“20 anos se passaram e a verdade não mudou!”, disse o Glenn Kaiser em 1991, no show de celebração de 20 anos de discipulado, formação da Resurrection Band e seu casamento com a Wendy. Eu me lembrei desta frase ao pensar que esta semana completa 20 anos desde que fui ordenado ao ministério em uma convenção denominacional na cidade de Guará-SP. Foi também naquela convenção que iniciei o relacionamento com a Mara, minha esposa.
Ser pastor não foi algo que busquei. Para mim foi uma resposta a uma “visão celestial”, ao senso de um chamado. Sabendo que não posso fugir do chamado (não desejo terminar como Jonas), meu maior desejo é agradar Aquele que chamou. Um de meus versos favoritos nas escrituras se encontra em Atos 20: “Todavia, não me importo, nem considero a minha vida de valor algum para mim mesmo, se tão somente completar o ministério que o Senhor Jesus me confiou, de testemunhar do evangelho da graça de Deus.” Por isso, guardo em minha mente o que o deão do seminário, repetindo as palavras de Paulo, nos exortou no culto de formatura: “Cuidem de vocês mesmos e de todo o rebanho sobre o qual o Espírito Santo os colocou como bispos, para pastorearem a igreja de Deus, que ele comprou com o seu próprio sangue” (Atos 20.28).
Quem me conhece sabe que não vivo por títulos.

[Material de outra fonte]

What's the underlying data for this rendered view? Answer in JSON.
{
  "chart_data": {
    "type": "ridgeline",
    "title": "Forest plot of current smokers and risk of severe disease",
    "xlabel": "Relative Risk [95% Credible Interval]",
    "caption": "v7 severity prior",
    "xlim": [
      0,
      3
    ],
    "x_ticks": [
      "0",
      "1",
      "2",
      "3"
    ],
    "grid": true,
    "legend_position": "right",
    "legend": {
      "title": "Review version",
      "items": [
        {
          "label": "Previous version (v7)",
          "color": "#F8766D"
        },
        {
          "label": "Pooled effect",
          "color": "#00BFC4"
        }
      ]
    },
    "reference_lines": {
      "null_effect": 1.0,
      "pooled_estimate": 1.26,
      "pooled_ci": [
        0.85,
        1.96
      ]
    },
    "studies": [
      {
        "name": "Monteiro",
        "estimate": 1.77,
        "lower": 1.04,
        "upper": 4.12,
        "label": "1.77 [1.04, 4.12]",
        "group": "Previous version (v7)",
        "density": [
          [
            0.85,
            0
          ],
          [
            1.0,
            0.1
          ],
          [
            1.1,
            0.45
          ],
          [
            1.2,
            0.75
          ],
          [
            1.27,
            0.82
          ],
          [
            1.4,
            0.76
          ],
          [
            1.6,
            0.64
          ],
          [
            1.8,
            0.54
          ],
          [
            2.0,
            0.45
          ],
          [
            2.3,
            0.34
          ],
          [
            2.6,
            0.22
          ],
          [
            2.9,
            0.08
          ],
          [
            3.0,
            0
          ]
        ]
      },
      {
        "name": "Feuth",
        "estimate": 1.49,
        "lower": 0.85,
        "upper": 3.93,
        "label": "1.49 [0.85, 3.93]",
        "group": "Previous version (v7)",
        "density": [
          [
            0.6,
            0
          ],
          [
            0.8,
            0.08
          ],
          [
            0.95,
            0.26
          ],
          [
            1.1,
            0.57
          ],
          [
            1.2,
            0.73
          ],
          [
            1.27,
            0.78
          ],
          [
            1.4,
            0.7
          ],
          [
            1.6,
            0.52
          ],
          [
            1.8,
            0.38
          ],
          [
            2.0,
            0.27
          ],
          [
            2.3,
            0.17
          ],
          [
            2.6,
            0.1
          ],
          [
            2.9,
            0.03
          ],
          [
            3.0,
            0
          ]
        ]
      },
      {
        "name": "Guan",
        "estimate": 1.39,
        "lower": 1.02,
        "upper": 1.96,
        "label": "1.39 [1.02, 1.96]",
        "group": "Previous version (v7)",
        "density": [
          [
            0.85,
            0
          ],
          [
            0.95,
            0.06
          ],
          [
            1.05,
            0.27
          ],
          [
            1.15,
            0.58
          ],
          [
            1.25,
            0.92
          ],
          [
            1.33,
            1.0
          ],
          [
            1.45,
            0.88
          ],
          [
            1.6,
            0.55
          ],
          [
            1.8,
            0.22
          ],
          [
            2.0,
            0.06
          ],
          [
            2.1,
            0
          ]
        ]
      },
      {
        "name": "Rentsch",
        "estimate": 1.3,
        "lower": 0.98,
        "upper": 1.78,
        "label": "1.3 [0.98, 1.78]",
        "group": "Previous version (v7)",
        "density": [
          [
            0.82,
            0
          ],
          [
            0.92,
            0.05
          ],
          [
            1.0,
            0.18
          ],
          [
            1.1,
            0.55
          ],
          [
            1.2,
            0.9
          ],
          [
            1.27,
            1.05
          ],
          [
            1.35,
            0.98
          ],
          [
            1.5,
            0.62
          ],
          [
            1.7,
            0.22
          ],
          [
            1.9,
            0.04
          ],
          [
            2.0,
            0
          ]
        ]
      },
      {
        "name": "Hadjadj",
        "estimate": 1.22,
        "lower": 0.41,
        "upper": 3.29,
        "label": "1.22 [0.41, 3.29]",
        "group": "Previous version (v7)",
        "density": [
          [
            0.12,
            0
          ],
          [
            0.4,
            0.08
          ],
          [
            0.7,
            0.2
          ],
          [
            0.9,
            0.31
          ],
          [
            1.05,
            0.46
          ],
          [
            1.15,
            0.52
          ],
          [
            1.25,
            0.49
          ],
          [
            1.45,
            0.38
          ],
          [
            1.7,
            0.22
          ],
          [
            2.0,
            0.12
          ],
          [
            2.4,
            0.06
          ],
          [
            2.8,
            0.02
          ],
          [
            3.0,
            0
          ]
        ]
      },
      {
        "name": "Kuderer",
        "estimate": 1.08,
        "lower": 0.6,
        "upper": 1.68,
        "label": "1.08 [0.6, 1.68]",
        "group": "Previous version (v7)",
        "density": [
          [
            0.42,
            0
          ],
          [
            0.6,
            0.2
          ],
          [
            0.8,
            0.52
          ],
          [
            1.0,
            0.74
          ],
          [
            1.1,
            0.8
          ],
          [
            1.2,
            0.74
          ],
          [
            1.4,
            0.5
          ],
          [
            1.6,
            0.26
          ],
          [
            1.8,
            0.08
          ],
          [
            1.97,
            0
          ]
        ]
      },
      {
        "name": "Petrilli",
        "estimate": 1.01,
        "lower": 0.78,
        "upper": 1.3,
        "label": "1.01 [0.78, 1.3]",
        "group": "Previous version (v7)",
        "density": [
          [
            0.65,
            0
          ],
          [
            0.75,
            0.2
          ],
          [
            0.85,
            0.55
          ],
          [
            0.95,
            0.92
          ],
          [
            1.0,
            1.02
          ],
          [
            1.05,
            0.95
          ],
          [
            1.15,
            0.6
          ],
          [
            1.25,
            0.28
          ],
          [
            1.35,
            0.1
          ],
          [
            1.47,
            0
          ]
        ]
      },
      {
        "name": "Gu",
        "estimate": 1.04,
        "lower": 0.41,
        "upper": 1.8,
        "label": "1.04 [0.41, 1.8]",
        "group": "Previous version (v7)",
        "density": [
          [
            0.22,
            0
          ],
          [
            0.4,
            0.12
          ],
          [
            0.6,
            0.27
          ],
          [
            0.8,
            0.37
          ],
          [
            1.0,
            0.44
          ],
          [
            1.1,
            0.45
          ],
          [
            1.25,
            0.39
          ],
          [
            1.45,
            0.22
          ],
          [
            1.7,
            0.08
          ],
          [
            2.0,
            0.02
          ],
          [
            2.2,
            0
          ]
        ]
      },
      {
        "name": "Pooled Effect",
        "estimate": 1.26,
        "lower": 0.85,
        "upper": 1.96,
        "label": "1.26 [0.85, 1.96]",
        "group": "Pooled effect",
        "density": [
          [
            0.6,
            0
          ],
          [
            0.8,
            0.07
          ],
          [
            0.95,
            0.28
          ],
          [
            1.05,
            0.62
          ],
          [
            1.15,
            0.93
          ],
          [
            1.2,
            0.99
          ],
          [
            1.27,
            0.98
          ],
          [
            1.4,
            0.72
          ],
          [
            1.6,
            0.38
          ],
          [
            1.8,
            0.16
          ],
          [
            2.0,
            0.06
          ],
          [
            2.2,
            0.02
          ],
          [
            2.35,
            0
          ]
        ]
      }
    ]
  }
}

Raramente coloco as iniciais “Pr” na frente do meu nome. O “rev” do e-mail e do blog não passa de uma brincadeira. Apesar de ter um profundo respeito pela resposta que o Padre Marcelo deu a uma jornalista sobre o porquê ele insistia que as pessoas o chamassem de “Padre”, eu não sinto essa necessidade e até prefiro ser tratado pelo meu nome. Em minha vivência nestes 20 anos tenho percebido que muitas pessoas reconhecem a vocação de Deus em minha vida sem a necessidade de me chamar de “pastor” (e só posso “ser pastor” daqueles que reconhecem essa vocação, de qualquer modo). Por isso tudo e mais um pouco, o título não é importante para mim.
Mas seria falsa humildade dizer que não aprecio o fato de que um dia, de joelhos naquele chão poerento de um ginásio de esportes, um grupo de anciãos, reconhecendo essa vocação de Deus, impuseram suas mãos sobre mim e ofereceram minha vida para o serviço do Reino. Busco não me esquecer das palavras de Paulo ao jovem pastor Timóteo: “Não negligencie o dom que lhe foi dado por mensagem profética com imposição de mãos dos presbíteros” (1 Tm. 4.13).
Li outro dia algo que um pastor mais velho disse a Alberto Barrientos (Trabalho Pastoral, Editora Cristã Unida, 1991) no início de seu ministério pastoral, em 1954: “Cachorro novo late correndo; cachorro velho late sentado.” Ao olhar para trás nestes 20 anos, creio que o tempo tem me ensinado que às vezes é necessário “latir” correndo e outras vezes, sentado.